Please, cite this online document as:
The Unbearable Fuzziness of NMR Data,
Presentation at XLVI GIDRM, Fisciano (Italy), September 27-29, 2017.
It is almost ten years since I started working with Mestrelab Research (Santiago de Compostela) on some aspects of their Mnova software NMR plug-in. One of the tasks I am handling is the automatic structure verification (ASV) which consists in answering the question "to which degree is this proposed molecular structure compatible with this set of NMR data". This means "teaching" the computer to "think NMR" or even to "think NMR the way chemists do". Something that brings up an amazing number of almost philosophical dilemmas and even grotesque situations!
Here, I do not want to present any specifics of Mnova, this is not a Company presentation. Rather, I will attempt a very personal reflection about the lessons that I have personally learned so far from my work. Lessons that regard the unavoidable fuzziness of any experimental data and the propagation of the fuzziness to higher logical levels in any system complex enough to resemble an artificial intelligence. It is much like studying error propagation in complex calculations, but applied to logical systems.
While teaching a computer to dab in human logic is a hard proposition, teaching it to apply human logic to real data is something that can drive a programmer insane.
In NMR many of the problems arise from the fact that no spectrum is really fully defined - there is noise, field inhomogeneity and instability, baseline roll, massive overlap of quantum transition, mathematical ill-definiteness of spectral decomposition into peaks, etc. On top of this there are also imperfections (errors) in predictions of NMR parameters, unexpected interactions between sample components, weird behavior of real molecules (as opposed to their structural formulas), and the impossibility to fully rely on chemical NMR 'rules' because they are either too bland to be useful, or else have quite frequent 'exceptions'.
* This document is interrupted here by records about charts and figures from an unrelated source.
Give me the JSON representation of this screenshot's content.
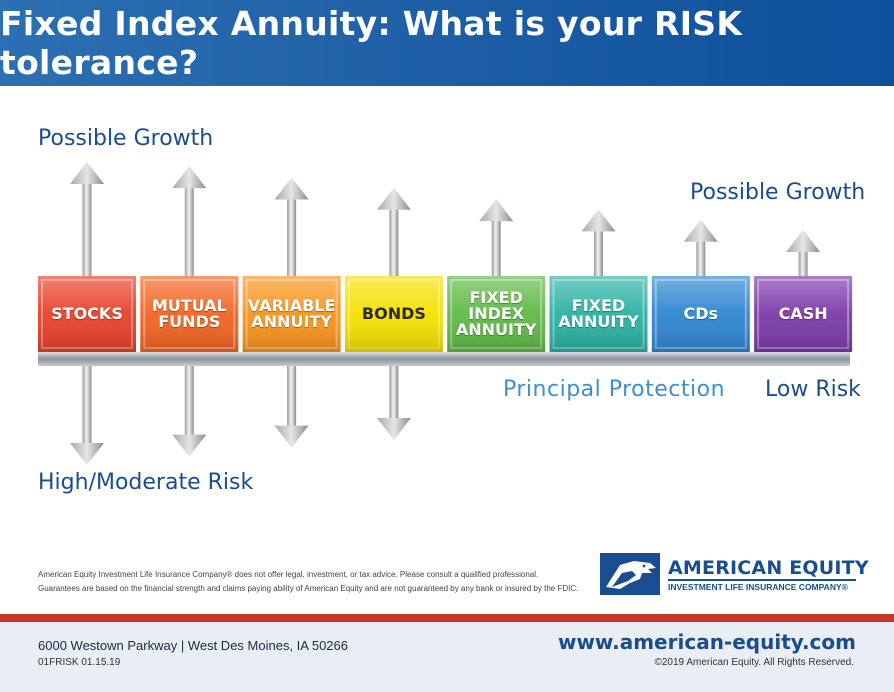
{
  "header": {
    "title": "Fixed Index Annuity: What is your RISK tolerance?"
  },
  "labels": {
    "growth_left": "Possible Growth",
    "growth_right": "Possible Growth",
    "risk_high": "High/Moderate Risk",
    "principal": "Principal Protection",
    "risk_low": "Low Risk"
  },
  "products": [
    {
      "label": "STOCKS",
      "color": "#e8402a",
      "growth": 1.0,
      "risk": 1.0
    },
    {
      "label": "MUTUAL\nFUNDS",
      "color": "#f26322",
      "growth": 0.96,
      "risk": 0.88
    },
    {
      "label": "VARIABLE\nANNUITY",
      "color": "#f7941d",
      "growth": 0.85,
      "risk": 0.75
    },
    {
      "label": "BONDS",
      "color": "#f5e000",
      "growth": 0.75,
      "risk": 0.64
    },
    {
      "label": "FIXED\nINDEX\nANNUITY",
      "color": "#5fb946",
      "growth": 0.64,
      "risk": 0
    },
    {
      "label": "FIXED\nANNUITY",
      "color": "#2bb1a3",
      "growth": 0.54,
      "risk": 0
    },
    {
      "label": "CDs",
      "color": "#2e86d0",
      "growth": 0.44,
      "risk": 0
    },
    {
      "label": "CASH",
      "color": "#7b3aa8",
      "growth": 0.34,
      "risk": 0
    }
  ],
  "disclaimer": {
    "line1": "American Equity Investment Life Insurance Company® does not offer legal, investment, or tax advice. Please consult a qualified professional.",
    "line2": "Guarantees are based on the financial strength and claims paying ability of American Equity and are not guaranteed by any bank or insured by the FDIC."
  },
  "logo": {
    "name": "AMERICAN EQUITY",
    "subtitle": "INVESTMENT LIFE INSURANCE COMPANY®"
  },
  "footer": {
    "address": "6000 Westown Parkway | West Des Moines, IA 50266",
    "code": "01FRISK 01.15.19",
    "website": "www.american-equity.com",
    "copyright": "©2019 American Equity. All Rights Reserved."
  }
}
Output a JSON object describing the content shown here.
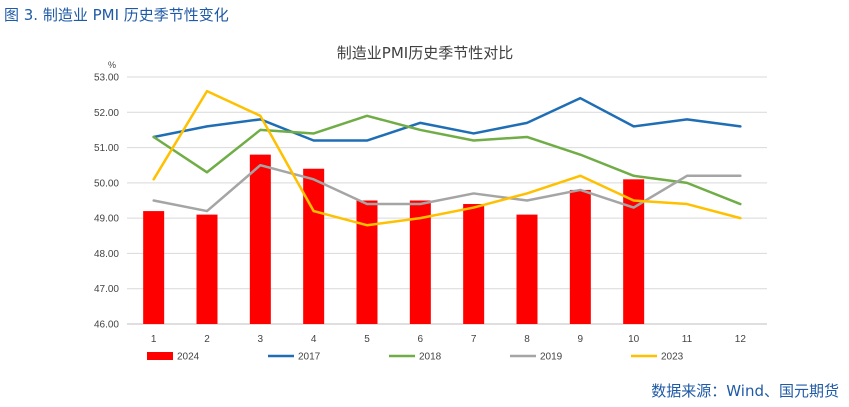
{
  "figure_caption": "图 3.  制造业 PMI 历史季节性变化",
  "source_note": "数据来源：Wind、国元期货",
  "colors": {
    "2024": "#ff0000",
    "2017": "#1f6eb5",
    "2018": "#70ad47",
    "2019": "#a5a5a5",
    "2023": "#ffc000",
    "caption": "#1f5aa6"
  },
  "chart_data": {
    "type": "bar",
    "title": "制造业PMI历史季节性对比",
    "unit_label": "%",
    "categories": [
      "1",
      "2",
      "3",
      "4",
      "5",
      "6",
      "7",
      "8",
      "9",
      "10",
      "11",
      "12"
    ],
    "ylim": [
      46,
      53
    ],
    "yticks": [
      "46.00",
      "47.00",
      "48.00",
      "49.00",
      "50.00",
      "51.00",
      "52.00",
      "53.00"
    ],
    "grid": true,
    "legend_position": "bottom",
    "bar_series": {
      "name": "2024",
      "values": [
        49.2,
        49.1,
        50.8,
        50.4,
        49.5,
        49.5,
        49.4,
        49.1,
        49.8,
        50.1,
        null,
        null
      ]
    },
    "line_series": [
      {
        "name": "2017",
        "values": [
          51.3,
          51.6,
          51.8,
          51.2,
          51.2,
          51.7,
          51.4,
          51.7,
          52.4,
          51.6,
          51.8,
          51.6
        ]
      },
      {
        "name": "2018",
        "values": [
          51.3,
          50.3,
          51.5,
          51.4,
          51.9,
          51.5,
          51.2,
          51.3,
          50.8,
          50.2,
          50.0,
          49.4
        ]
      },
      {
        "name": "2019",
        "values": [
          49.5,
          49.2,
          50.5,
          50.1,
          49.4,
          49.4,
          49.7,
          49.5,
          49.8,
          49.3,
          50.2,
          50.2
        ]
      },
      {
        "name": "2023",
        "values": [
          50.1,
          52.6,
          51.9,
          49.2,
          48.8,
          49.0,
          49.3,
          49.7,
          50.2,
          49.5,
          49.4,
          49.0
        ]
      }
    ]
  }
}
I will also attempt to answer the hard question of how much can we really trust the information deduced from NMR spectra and which are the principle traps for novices, experienced NMR spectroscopists, and AI's alike. They are all apt to err - but in ways different enough to start charting some characteristic patters.
Note: I do collaborate quite closely with many people at Mestrelab Research, Santiago de Compostela, Spain. Carlos Cobas, Felipe Seoane, Mike Bernstein, Vadim Zorin, Esther Vaz, Maruxa Sordo, to name just a few.
However, the opinions I express here are rather personal; I am not quite sure whether my colleagues would approve them (well, probably yes). A Company should tell you that the Verification wizard is a marvel of unchallengeable logic, while I will try and show you that such a dream is impossible. Yet, we try hard to keep improving it.
After all, we humans are not perfect, too, and we also all try hard to improve, don't we?